Pour le reste, le passage en code orange a quelques implications supplémentaires. Si la présence de tiers reste permise dans l’école, une nuance est apportée. «Les stagiaires et les personnes participant à l'encadrement d'activités de remédiation ou d'animations en lien avec le projet pédagogique» sont autorisés dans un cadre qui respecte les mesures de sécurité sanitaire, mais ce n’est plus le cas des personnes dont la présence n’est pas jugée «essentielle».

Autre point: les activités en-dehors de l’école. En primaire, elles étaient toujours permises, contrairement au secondaire. Avec le code orange, cette possibilité est supprimée pour tout le monde. «Font exception à cette règle les activités d'observation et les leçons pratiques qui se réalisent en restant en mouvement, le tout en fonction du programme d'études». À partir de 12 ans, les enfants ne pourront plus faire de sport amateur, et ce dès ce week-end, mais les cours de gymnastique continuent, de préférence en extérieur. Cela dit, «s’il n’est pas possible de respecter toute une série de conditions sanitaires, le cours d’éducation physique peut être suspendu et remplacé par des activités éducatives en classe avec l’enseignant de ce même cours», précise Étienne Michel à LN24.

Les réunions et proclamations doivent également être limitées au strict minimum. «Seules les réunions indispensables au fonctionnement de l'école peuvent continuer avec les mesures de sécurité nécessaires», précise la circulaire.
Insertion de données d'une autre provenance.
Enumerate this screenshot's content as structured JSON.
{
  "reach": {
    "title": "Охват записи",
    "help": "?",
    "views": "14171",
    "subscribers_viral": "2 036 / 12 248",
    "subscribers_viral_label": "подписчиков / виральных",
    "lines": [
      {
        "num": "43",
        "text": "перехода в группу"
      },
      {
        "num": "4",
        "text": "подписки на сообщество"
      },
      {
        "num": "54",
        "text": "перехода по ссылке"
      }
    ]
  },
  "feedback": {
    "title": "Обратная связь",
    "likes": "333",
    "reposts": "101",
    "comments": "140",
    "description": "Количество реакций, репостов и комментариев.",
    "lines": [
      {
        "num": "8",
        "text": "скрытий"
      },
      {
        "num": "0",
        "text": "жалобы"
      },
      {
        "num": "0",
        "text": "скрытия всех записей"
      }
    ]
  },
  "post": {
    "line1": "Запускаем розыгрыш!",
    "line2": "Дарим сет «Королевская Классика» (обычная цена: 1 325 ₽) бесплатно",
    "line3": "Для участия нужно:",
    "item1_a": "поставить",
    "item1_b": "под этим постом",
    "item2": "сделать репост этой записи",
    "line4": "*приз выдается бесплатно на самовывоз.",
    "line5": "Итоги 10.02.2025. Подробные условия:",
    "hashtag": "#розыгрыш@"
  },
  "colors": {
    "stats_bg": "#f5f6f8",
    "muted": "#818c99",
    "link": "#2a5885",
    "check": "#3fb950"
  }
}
Quant aux cantines, elles restent ouvertes mais les élèves doivent y manger avec leurs camarades de classe uniquement, conformément à leur bulle de contact qui s’applique également dans la cour de récréation.

Un code orange qui deviendra rouge vendredi?

Au-delà de ces quelques changements, rien ne change véritablement, si ce n’est que le respect des mesures de sécurité sanitaire fera l’objet d’une attention accrue. Les vacances de Toussaint n’ont bien que deux jours supplémentaires à leur actif. Dans l’hypothèse où le code orange perdurerait jusqu’aux examens, ceux-ci se dérouleraient normalement, «y compris en présence de tiers si nécessaire, à condition que les mesures de sécurité soient observées». Dernière nuance à ajouter: les inscriptions se font en ligne ou sur rendez-vous.

Mais la ministre de l’Enseignement francophone Caroline Désir a tenu à mettre en garde contre des changements potentiels à venir. Ce vendredi, un nouveau comité de concertation doit avoir lieu au niveau fédéral et elle prévient que les décisions qui y seront prises pourraient également impacter les écoles. Un passage en code rouge à court terme reste donc possible, même s’il n’en a pas été question ce mercredi.